After my parents left, one of the other guys made some comment about how my Dad was pretty seriously full of the old BS. Thirteen years old, listening to this in the dark, I was pretty pissed off, but on reflection it was probably not an unfair thing to say–Dad could be kind of full of it sometimes, and Diane was often the first to call him on it.
Anyway, what I heard next was Gerry talking. I can’t get the exact words, it’s been 19 years or so, but it was something to the effect that Dave could be a bit of talker, but he was always there for his friends and “his heart was as big as he is”.
Well, I’ll tell you, hearing that made me insanely proud of my Dad.
Even at thirteen I got the obvious lesson out of that, about what it means to be a friend, and what the important parts of freindship really are . Lesson One that Gerry taught me by accident.

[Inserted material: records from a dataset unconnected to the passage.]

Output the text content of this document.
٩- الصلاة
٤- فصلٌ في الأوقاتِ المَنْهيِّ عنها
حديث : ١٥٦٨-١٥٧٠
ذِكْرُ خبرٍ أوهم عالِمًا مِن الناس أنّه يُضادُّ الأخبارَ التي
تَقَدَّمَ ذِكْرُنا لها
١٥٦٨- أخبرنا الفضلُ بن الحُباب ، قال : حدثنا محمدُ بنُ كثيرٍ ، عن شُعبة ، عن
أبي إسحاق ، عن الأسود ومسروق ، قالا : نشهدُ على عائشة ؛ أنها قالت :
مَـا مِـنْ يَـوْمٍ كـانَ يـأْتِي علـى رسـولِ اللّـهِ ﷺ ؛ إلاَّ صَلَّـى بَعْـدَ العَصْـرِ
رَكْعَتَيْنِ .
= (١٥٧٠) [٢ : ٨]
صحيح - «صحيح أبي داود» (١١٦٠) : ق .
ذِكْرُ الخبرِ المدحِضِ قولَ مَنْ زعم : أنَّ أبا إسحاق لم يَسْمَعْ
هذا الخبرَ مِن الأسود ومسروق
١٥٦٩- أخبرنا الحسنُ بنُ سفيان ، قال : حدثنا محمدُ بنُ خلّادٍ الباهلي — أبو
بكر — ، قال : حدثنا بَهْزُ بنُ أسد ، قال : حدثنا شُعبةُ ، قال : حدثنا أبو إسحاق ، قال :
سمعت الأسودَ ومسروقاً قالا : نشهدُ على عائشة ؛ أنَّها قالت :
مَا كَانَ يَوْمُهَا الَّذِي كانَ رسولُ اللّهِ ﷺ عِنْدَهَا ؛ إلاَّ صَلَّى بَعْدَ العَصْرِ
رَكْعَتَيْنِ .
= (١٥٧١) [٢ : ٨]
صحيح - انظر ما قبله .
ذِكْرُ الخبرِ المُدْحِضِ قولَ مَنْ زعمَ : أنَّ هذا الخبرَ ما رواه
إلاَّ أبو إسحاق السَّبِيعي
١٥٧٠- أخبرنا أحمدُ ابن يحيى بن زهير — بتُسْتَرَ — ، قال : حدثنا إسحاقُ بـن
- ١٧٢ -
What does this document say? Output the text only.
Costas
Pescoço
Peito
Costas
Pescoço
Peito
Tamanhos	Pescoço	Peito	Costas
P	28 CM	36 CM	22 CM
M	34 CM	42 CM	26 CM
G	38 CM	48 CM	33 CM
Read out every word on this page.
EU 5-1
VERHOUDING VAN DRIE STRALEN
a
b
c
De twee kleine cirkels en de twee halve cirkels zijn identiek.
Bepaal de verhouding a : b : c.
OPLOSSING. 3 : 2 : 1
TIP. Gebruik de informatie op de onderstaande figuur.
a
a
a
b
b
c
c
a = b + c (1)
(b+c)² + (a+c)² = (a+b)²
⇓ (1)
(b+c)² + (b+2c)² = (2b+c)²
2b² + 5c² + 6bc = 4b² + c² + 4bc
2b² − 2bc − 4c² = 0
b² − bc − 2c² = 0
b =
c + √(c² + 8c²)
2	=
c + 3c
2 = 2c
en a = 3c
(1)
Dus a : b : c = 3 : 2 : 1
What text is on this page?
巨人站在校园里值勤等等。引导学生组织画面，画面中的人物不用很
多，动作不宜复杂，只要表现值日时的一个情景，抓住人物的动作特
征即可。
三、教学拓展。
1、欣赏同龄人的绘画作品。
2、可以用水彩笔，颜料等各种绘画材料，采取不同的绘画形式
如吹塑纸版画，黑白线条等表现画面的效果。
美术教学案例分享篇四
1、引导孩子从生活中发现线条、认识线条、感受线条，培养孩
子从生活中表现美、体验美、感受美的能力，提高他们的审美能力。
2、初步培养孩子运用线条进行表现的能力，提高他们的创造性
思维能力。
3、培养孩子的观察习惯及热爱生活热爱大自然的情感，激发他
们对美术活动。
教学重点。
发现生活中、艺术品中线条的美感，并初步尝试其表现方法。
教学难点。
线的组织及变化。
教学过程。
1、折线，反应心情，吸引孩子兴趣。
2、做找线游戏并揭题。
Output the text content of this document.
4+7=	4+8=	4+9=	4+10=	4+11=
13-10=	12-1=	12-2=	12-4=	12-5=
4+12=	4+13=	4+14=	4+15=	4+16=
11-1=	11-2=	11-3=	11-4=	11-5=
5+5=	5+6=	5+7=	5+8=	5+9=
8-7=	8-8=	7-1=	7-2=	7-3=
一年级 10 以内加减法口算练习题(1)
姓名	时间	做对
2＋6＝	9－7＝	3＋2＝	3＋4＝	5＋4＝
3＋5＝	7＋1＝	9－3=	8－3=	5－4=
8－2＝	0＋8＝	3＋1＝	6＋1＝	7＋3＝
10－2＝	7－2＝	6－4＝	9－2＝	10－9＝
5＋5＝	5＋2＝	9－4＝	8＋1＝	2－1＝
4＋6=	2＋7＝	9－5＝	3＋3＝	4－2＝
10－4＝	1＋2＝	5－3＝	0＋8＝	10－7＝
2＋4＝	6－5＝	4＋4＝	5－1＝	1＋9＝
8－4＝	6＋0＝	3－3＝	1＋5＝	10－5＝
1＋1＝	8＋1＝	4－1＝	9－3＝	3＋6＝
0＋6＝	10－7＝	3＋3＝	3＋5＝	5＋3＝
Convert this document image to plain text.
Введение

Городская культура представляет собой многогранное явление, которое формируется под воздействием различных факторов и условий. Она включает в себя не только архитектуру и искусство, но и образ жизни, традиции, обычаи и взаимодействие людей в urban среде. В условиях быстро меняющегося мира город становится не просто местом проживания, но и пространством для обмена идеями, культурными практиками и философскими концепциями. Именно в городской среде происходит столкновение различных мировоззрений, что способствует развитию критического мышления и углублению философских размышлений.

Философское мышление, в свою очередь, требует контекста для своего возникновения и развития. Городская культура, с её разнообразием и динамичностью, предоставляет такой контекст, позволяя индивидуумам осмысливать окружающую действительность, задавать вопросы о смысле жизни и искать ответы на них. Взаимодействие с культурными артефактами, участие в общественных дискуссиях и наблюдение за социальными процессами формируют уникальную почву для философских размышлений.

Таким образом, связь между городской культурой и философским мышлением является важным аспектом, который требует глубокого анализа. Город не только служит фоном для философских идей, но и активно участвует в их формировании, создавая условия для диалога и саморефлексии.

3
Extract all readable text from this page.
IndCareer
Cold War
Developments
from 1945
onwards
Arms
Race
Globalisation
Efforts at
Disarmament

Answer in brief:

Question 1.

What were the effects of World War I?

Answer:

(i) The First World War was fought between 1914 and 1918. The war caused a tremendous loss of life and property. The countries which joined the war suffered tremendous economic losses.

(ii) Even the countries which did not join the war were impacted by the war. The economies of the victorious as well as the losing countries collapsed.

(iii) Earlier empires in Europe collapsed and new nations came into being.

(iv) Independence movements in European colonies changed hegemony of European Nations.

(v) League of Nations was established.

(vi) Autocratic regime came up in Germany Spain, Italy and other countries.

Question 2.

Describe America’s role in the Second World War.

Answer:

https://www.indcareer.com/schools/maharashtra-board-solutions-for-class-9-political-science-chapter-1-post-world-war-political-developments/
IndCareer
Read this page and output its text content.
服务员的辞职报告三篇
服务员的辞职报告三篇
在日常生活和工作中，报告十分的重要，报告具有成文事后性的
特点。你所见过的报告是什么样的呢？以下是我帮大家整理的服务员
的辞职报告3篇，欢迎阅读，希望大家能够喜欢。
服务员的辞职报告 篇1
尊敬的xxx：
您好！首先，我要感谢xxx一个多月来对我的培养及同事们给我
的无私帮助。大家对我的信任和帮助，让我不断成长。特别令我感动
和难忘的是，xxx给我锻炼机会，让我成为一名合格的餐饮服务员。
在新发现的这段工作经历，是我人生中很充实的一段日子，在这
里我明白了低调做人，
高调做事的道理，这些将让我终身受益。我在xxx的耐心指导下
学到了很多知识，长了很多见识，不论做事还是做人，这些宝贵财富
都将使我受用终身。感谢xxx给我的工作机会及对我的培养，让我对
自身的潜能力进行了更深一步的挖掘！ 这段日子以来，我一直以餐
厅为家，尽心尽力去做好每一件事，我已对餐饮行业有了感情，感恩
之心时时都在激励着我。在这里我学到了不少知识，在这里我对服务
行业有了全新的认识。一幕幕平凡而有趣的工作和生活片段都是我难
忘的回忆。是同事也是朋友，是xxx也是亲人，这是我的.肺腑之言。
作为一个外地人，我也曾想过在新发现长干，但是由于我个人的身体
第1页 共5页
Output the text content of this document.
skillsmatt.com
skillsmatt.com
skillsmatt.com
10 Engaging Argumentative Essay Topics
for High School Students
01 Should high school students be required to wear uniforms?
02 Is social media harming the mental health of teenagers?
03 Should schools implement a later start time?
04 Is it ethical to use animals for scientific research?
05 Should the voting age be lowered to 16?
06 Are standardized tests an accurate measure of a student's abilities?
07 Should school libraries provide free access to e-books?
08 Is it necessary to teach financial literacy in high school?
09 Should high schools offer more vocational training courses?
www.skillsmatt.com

It was a while later before I realized that part of the reason that hearing that meant so much to me was because of who was saying it. I respected Gerry, and knew that he didn’t say that sort of thing unless he really meant it. Lesson number Two, about meaning what you say, and how your words have more value if you only use them when you mean them.
It was a long time after that before I realized the most important thing though–before I realized how easy it is to just let that sort of comment pass, to have a chuckle at the guy who’s not in the room because it doesn’t matter. Well, that’s the easy thing to do, but it’s not what Gerry did. It would have been trivially easy for him to just let the comment pass; it didn’t really matter, and no one would have been bothered (except maybe the thirteen year old he didn’t even know was listening)–but he didn’t. He stood up for his friend. Lesson number three, the trickiest one, about saying what you mean. About not letting these things pass, even if, or perhaps especially if, it would be so easy.
I can’t recall Gerry ever purposefully setting out to teach me something–except for how to use a wedge and sledge, and well, that wasn’t exactly a success–but he taught me a whole pile of things anyway. While I hope I’m turning out to be the kind of man that knows what friendship is, that means what he says, and that says what he means, I’m a little afraid that I’m rather more the kind of guy that, when he leaves a room, incites some comments on how he’s a bit full of it.
Well, if I can have one friend as good as Gerry Winch was to my father, I can live with that.
And I always check the label on the pickle jar, too.